The release describes FathomDB as a “strategic partner,” rather than simply as a customer, which would suggest that the relationship goes a little deeper than just an application optimized to work with Rackspace’s cloud API. At least part of that relationship appears to be the inclusion of the solution within Rackspace’s “cloud tools” ecosystem. …

MG Siegler reported Rackspace Goes Down. Again. Takes The Internet With It. Again. for TechCrunch later on 12/18/2009:

Another day, another Rackspace outage. The hosting company had a complete and total failure today that took down a number of big sites on the Internet, including ours. This has been happening all too often in recent months, including downtime just last month.

The failure apparently originated in the company’s Dallas-area server farm. But unlike previous times, this does not appear to be a power issue, the company says. Some other sites that are currently affected include: 37signals, Brizzly, Scoble’s blog, all of the sites hosted by Laughing Squid, Tumblr custom domains, and many others.

This is another black eye for the company, though they are generally responsive with other issues we’ve had throughout our time with them. But until they can prove to be more reliable, we’ve decided to get a backup version of TechCrunch up and running at another datacenter, for when someone inevitably trips over a power cord at the Dallas Rackspace center again.

MG continues with a “few updates from the company” starting at 3:45 PM CST.

Bruce Guptill and Charlie Burns ring in about Amazon EC2 Spot Instances Enables and Demands, Change in Cloud Buying and Use on 12/18/2009 in this Saugatuck Research Alert (site registration required):

What is Happening?  On December 14, 2009, Amazon Web Services (AWS) announced a new Cloud Computing offering, Spot Instances, intended to complement their previous AWS offerings (On-Demand Instances and Reserved Instances).

Spot Instances introduces a dynamic model for pricing, selling, buying, and using unused Amazon EC2 capacity: dynamic pricing for dynamic resources.
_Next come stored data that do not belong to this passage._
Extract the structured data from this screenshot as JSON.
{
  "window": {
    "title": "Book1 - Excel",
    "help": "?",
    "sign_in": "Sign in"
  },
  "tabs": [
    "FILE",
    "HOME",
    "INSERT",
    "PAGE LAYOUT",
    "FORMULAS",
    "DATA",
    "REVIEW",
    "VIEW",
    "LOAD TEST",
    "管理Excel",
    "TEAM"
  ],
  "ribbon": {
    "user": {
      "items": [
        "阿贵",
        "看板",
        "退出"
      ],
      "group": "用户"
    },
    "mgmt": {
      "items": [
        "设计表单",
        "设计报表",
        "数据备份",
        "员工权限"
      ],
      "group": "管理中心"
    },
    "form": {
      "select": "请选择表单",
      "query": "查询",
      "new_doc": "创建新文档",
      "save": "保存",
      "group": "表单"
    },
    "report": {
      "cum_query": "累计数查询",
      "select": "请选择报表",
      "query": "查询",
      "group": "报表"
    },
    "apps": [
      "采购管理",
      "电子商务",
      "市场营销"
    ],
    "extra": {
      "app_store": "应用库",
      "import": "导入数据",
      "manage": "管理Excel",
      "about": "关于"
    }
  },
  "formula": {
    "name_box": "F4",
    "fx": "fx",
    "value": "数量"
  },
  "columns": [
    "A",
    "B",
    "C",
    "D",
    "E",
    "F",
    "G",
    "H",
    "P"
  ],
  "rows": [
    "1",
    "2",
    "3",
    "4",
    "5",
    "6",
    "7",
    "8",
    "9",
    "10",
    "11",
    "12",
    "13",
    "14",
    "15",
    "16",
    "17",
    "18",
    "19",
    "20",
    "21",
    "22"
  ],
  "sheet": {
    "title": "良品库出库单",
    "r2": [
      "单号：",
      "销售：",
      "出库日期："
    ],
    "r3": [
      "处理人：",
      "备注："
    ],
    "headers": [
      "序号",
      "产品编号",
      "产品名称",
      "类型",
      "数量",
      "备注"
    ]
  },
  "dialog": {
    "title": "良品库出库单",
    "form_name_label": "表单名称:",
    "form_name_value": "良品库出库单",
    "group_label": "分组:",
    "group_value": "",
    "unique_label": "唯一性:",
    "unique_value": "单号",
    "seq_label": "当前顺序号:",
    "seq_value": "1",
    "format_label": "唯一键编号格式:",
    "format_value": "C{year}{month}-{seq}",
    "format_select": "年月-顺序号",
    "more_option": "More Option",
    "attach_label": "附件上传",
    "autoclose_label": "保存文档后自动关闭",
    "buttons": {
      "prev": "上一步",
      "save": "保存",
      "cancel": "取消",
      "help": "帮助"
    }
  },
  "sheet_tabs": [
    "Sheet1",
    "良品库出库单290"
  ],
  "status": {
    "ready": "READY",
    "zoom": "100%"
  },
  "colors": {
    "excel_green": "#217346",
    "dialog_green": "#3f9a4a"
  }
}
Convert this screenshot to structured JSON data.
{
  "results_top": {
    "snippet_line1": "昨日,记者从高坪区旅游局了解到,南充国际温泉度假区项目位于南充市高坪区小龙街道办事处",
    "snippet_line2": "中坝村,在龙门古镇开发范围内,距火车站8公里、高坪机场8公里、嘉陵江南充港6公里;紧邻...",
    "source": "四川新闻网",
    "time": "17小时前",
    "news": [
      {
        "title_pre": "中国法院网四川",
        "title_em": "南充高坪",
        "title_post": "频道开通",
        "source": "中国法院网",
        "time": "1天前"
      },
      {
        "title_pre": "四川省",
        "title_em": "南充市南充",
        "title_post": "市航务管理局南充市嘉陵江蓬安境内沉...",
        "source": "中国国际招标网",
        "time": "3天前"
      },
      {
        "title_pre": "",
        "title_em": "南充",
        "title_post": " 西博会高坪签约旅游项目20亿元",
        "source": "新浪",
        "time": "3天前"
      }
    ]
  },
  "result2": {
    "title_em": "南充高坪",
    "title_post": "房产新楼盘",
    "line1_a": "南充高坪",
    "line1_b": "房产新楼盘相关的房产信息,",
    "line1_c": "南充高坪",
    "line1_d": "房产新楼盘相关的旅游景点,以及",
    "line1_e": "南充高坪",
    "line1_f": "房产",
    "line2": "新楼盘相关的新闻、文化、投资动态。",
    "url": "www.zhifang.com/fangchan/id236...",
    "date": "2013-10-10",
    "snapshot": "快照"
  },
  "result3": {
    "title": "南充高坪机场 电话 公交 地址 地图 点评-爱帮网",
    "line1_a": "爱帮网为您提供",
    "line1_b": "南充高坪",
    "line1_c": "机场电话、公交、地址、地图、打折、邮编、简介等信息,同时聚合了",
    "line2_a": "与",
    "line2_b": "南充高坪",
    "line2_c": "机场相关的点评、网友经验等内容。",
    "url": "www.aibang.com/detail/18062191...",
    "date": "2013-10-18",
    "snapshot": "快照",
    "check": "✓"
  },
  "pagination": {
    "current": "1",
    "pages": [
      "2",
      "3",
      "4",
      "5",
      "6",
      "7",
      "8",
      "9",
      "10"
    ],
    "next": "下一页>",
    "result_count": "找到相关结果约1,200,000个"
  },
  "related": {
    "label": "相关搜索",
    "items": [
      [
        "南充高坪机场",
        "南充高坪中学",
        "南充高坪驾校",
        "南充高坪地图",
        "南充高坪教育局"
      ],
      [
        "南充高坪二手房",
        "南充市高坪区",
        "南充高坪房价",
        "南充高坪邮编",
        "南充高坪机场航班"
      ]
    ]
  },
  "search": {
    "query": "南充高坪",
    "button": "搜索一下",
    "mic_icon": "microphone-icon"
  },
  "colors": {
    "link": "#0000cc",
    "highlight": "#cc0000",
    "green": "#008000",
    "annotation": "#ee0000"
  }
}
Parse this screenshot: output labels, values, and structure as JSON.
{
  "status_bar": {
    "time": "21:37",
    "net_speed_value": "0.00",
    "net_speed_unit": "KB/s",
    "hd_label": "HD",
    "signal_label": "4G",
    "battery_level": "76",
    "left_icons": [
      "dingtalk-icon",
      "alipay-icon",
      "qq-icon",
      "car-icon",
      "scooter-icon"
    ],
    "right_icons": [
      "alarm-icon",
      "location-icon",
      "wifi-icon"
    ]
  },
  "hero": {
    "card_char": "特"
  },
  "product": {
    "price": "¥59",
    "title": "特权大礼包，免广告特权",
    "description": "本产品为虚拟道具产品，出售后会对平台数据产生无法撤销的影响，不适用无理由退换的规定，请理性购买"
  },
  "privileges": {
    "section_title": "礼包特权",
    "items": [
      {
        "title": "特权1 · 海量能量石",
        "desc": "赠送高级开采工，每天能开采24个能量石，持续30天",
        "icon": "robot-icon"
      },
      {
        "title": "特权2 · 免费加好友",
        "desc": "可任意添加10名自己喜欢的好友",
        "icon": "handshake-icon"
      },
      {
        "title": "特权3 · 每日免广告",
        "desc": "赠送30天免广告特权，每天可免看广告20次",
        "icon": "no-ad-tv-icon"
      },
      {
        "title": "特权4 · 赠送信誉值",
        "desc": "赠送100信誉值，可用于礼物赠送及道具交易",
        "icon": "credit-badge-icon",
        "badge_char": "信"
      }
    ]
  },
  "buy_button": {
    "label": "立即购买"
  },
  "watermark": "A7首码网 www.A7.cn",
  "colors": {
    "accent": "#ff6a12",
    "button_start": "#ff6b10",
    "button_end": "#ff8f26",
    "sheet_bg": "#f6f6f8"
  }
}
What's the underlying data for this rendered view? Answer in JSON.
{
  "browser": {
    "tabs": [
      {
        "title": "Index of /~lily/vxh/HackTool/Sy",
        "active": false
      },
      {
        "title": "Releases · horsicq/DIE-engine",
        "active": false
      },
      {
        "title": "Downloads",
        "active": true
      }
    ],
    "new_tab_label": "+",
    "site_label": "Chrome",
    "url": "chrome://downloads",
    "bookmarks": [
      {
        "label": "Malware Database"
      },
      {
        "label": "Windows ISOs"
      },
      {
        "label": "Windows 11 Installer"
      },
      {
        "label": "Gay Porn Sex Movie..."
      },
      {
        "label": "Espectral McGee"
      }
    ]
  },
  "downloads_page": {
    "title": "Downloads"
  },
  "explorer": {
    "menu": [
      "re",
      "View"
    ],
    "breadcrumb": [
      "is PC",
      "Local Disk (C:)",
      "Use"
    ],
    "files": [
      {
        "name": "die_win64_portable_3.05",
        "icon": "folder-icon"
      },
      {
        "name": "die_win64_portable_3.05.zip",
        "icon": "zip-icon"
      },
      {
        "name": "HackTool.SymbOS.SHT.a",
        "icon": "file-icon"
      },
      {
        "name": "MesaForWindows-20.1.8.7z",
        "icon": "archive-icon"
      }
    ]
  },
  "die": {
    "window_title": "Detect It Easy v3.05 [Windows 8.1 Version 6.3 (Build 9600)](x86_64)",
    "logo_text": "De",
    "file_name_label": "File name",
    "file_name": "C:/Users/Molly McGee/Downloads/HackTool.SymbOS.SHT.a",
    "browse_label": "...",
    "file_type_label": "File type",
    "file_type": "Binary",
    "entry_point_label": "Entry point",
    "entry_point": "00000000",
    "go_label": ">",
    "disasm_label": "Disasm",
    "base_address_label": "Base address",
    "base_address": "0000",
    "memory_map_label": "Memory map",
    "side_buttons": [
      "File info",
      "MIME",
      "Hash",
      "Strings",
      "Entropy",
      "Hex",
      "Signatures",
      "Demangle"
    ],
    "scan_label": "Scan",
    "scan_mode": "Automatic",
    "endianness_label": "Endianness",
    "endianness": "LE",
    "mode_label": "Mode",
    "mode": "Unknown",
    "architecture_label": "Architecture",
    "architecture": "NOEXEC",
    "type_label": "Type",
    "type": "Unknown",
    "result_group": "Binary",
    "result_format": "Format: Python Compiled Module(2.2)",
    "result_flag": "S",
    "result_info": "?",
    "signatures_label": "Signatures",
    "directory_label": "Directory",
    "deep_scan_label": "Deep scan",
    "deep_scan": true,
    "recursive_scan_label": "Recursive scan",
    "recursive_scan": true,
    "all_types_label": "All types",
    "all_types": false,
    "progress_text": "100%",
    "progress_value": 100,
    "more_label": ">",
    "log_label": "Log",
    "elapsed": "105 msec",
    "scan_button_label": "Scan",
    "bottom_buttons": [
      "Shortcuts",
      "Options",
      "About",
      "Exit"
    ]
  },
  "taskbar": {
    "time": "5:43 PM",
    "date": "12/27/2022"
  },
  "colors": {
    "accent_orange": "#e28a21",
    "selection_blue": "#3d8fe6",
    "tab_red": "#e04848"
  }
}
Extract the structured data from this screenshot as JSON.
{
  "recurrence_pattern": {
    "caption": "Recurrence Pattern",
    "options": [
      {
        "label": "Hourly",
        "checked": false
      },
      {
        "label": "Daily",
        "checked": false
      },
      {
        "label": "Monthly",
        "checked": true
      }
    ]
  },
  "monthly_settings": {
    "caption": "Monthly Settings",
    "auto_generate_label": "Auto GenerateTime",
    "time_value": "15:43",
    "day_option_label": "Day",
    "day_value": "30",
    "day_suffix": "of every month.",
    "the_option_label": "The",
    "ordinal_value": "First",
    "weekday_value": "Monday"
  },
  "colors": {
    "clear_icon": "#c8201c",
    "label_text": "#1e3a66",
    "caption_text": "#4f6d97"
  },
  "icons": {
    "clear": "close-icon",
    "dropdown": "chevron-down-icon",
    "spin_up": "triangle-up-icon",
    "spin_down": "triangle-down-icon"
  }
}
Buyers bid for one or more EC2 instances based on a price that they are willing to pay. Based on the supply and demand, Amazon sets the prices for these unused resources. The prices can be expected to fluctuate periodically based on levels of demand, time of the day, and other typical resource use factors. If a user’s bidding price exceeds the spot price set by Amazon, their bid becomes the spot price, their instances will be run, and they will be charged the current spot price. When the spot price goes over that bidding price, the instances will be terminated. If and when prices come back down, the user’s instances can run again, automatically.

AWS sees Spot Instances as best-suited for such non-time-dependent batch processing jobs as software development testing, scientific research, video rendering, and financial modeling, and massive data analysis (e.g., seismic data). Saugatuck sees Spot Instances as a harbinger of Cloud disruptions to come, especially for buyers and for Cloud services providers. …

Bruce and Charlie continue with analyses of Why is it Happening? and Market Impact.

Sun Microsystems published a rogues’ gallery of their Sun Cloud team members and offers links to several whitepapers in a recent (undated) Sun Cloud post to the Cloudbook blog. Here are the whitepaper offerings:

Sun also offers a video peek into their data center: A Look Inside the Sun Cloud - June 2009:

A tour of SuperNAP, the datacenter that is home to the Sun Cloud. Highlights the security, availability and energy efficiency features of the facility.